Crossfires, group exhibition at Articulate Project Space, Sydney, 14 – 29 July 2018, curated by Barbara Halnan.
Artists: Ros Cook, Elizabeth Day, Adrian Hall, Barbara Halnan, Rose Ann McGreevy, Jacek Przybyszewski, Margaret Roberts, William Seeto and Gary Shaw.
Crossfires is a group exhibition curated by Barbara Halnan based around the connections between artists, especially with each artist’s connection with artist and colleague Rose Ann McGreevy who died in 2014. Part of the curatorial rationale is to continue the sequence of exhibitions facilitated jointly between Barbara Halnan and Rose Ann McGreevy in the years before her death. It is also to explore the passing on, communication of thinking and techniques that happens in all the art forms. Participating artists knew Rose, have worked and shown with her, and/or count her amongst those who have influenced their own thinking and art practice.
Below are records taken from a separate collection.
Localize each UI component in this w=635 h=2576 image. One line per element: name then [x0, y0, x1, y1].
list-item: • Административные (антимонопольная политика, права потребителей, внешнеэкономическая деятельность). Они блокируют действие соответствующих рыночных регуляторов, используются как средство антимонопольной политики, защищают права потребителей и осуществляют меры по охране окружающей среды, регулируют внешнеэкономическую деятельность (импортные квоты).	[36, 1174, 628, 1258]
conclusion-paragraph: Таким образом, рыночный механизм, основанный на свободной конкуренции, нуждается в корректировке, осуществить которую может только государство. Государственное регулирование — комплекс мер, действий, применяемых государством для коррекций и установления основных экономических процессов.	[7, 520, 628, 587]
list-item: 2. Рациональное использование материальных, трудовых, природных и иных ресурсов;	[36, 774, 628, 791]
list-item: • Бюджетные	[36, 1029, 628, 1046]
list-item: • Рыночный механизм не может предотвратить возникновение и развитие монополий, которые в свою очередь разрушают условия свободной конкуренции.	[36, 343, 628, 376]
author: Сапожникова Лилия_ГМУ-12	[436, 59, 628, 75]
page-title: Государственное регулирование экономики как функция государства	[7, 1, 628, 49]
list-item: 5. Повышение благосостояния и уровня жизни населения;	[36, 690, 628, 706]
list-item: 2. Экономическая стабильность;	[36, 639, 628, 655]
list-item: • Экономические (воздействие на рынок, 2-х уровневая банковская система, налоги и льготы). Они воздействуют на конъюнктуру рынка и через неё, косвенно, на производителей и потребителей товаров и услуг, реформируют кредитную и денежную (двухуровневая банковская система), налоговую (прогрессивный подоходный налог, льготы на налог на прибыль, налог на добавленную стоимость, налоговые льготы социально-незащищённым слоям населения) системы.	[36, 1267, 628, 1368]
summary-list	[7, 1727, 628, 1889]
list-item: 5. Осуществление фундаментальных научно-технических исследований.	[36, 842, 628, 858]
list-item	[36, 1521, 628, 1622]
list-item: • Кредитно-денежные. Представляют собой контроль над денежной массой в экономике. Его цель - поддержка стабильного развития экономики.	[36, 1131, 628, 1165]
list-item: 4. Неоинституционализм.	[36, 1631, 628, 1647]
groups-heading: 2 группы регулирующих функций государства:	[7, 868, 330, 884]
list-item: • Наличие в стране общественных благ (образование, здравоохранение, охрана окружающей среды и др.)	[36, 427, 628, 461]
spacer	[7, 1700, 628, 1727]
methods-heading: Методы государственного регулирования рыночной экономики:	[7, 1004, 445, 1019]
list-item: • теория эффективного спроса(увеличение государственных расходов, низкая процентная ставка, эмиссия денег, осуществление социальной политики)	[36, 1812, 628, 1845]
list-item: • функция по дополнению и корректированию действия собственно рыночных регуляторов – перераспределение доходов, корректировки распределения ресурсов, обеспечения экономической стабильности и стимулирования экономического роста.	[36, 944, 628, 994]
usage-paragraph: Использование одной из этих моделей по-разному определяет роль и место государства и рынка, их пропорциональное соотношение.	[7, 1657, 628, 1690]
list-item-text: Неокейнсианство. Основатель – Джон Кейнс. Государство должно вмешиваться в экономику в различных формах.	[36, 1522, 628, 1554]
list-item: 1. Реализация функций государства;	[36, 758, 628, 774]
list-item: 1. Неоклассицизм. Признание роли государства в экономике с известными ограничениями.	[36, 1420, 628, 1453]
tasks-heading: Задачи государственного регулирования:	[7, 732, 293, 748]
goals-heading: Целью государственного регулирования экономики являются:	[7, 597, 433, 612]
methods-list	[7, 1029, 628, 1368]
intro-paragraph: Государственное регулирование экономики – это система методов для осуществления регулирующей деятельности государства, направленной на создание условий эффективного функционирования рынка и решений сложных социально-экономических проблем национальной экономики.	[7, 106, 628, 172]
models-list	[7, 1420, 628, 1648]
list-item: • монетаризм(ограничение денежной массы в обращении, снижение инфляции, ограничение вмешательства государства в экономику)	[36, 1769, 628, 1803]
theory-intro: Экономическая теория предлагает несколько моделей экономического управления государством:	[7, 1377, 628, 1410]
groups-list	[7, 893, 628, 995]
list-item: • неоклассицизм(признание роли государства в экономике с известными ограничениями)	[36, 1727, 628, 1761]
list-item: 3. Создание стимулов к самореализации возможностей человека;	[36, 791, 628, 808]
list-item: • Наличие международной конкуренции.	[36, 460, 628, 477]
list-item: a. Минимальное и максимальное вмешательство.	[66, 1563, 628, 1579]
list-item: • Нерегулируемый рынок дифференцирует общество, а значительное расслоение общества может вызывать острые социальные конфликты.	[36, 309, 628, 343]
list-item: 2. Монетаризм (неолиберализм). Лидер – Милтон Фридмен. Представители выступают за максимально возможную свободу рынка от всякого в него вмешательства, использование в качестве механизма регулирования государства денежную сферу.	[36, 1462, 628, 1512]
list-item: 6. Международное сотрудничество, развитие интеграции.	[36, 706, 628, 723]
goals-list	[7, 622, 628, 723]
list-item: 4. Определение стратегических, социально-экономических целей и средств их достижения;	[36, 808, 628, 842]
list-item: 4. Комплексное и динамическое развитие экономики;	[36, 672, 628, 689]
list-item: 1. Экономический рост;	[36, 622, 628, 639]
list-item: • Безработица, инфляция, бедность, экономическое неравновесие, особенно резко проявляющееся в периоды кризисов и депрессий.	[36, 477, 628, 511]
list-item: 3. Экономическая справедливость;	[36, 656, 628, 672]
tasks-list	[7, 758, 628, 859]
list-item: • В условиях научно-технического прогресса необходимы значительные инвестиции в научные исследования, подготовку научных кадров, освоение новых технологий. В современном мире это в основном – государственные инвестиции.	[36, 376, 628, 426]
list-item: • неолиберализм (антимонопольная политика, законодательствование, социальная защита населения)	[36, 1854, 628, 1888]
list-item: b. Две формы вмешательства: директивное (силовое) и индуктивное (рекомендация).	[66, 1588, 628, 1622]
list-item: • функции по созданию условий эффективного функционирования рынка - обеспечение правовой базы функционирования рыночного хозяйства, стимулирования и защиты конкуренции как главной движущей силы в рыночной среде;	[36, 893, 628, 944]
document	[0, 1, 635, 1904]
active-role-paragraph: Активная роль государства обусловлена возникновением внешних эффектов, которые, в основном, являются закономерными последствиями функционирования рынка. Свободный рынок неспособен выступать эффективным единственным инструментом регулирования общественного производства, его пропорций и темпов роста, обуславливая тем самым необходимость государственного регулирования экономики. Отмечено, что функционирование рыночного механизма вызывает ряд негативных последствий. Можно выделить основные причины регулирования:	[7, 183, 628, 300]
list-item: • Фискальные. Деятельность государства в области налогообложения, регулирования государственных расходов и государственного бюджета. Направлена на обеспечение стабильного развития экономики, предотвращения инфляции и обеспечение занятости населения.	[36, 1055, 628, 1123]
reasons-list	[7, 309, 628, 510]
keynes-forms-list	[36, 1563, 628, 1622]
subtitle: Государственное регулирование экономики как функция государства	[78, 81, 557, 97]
Keystone is part of an ongoing series Invisible Words/invisible Worlds about and within Australian institutions (originating in colonial history). It is constructed here out of images of convict hewn blocks, SEM images of carbon nanotubes & recycled sections of a textile made from The Unravelling of Form, a
work I made in 1995 when Rose and Barbara curated The Viaduct Project.
The prison on the Australian landscape and its unjust implications is considered including the Irish/British injustices in Tasmania. This work also references The Longford Project a post-colonial collaborative work with Anna Gibbs, Noelene Lucas and Julie Gough based on our shared genealogical and political connections. This work is about hidden stories.
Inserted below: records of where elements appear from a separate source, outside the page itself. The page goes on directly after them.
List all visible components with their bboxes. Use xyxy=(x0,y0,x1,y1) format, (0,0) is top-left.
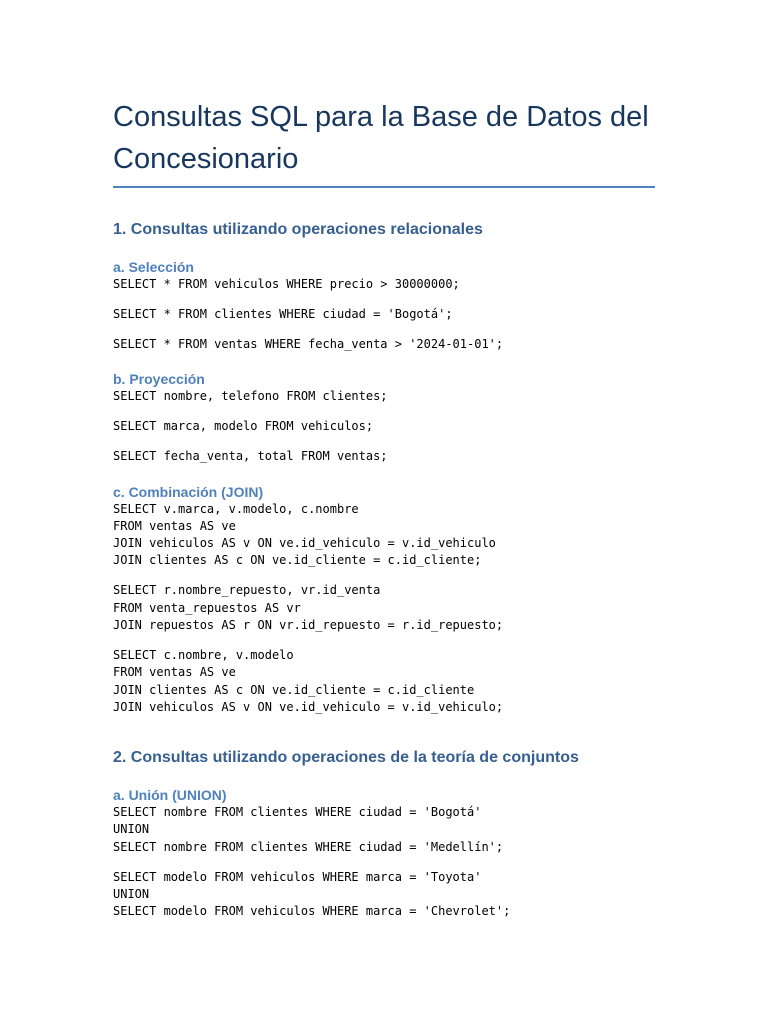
sql-query: SELECT modelo FROM vehiculos WHERE marca = 'Toyota' UNION SELECT modelo FROM vehiculos WHERE marca = 'Chevrolet'; xyxy=(113,869,511,919)
subsection-heading-union: a. Unión (UNION) xyxy=(113,787,227,804)
sql-query: SELECT c.nombre, v.modelo FROM ventas AS ve JOIN clientes AS c ON ve.id_cliente = c.id_cliente JOIN vehiculos AS v ON ve.id_vehiculo = v.id_vehiculo; xyxy=(113,647,504,714)
document-page xyxy=(113,96,655,921)
subsection-heading-proyeccion: b. Proyección xyxy=(113,371,205,388)
sql-query: SELECT * FROM vehiculos WHERE precio > 30000000; xyxy=(113,277,460,291)
subsection-heading-seleccion: a. Selección xyxy=(113,259,194,275)
subsection-heading-join: c. Combinación (JOIN) xyxy=(113,483,264,500)
sql-query: SELECT fecha_venta, total FROM ventas; xyxy=(113,449,388,464)
section-heading-set-theory: 2. Consultas utilizando operaciones de la teoría de conjuntos xyxy=(113,749,579,767)
section-heading-relational: 1. Consultas utilizando operaciones relacionales xyxy=(113,221,483,238)
sql-query: SELECT * FROM clientes WHERE ciudad = 'Bogotá'; xyxy=(113,306,453,321)
sql-query: SELECT r.nombre_repuesto, vr.id_venta FROM venta_repuestos AS vr JOIN repuestos AS r ON vr.id_repuesto = r.id_repuesto; xyxy=(113,583,504,632)
sql-query: SELECT v.marca, v.modelo, c.nombre FROM ventas AS ve JOIN vehiculos AS v ON ve.id_vehiculo = v.id_vehiculo JOIN clientes AS c ON ve.id_cliente = c.id_cliente; xyxy=(113,501,496,568)
sql-query: SELECT nombre, telefono FROM clientes; xyxy=(113,389,388,404)
sql-query: SELECT nombre FROM clientes WHERE ciudad = 'Bogotá' UNION SELECT nombre FROM clientes WHERE ciudad = 'Medellín'; xyxy=(113,805,504,854)
sql-query: SELECT * FROM ventas WHERE fecha_venta > '2024-01-01'; xyxy=(113,336,504,351)
document-title: Consultas SQL para la Base de Datos del Concesionario xyxy=(113,96,655,188)
sql-query: SELECT marca, modelo FROM vehiculos; xyxy=(113,419,374,434)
Barbara had asked us to make work that connected to Rose Ann McGreevy. There are many ways I felt connected to Rose, but immersed at the time in my own geneaological links to Ireland, I produced a study into deep Irish links to Tasmania since the beginning of the colony when many convicts there were Irish. For me The Longford Project enables an uncovering of some very disturbed memories of the state and its dark history.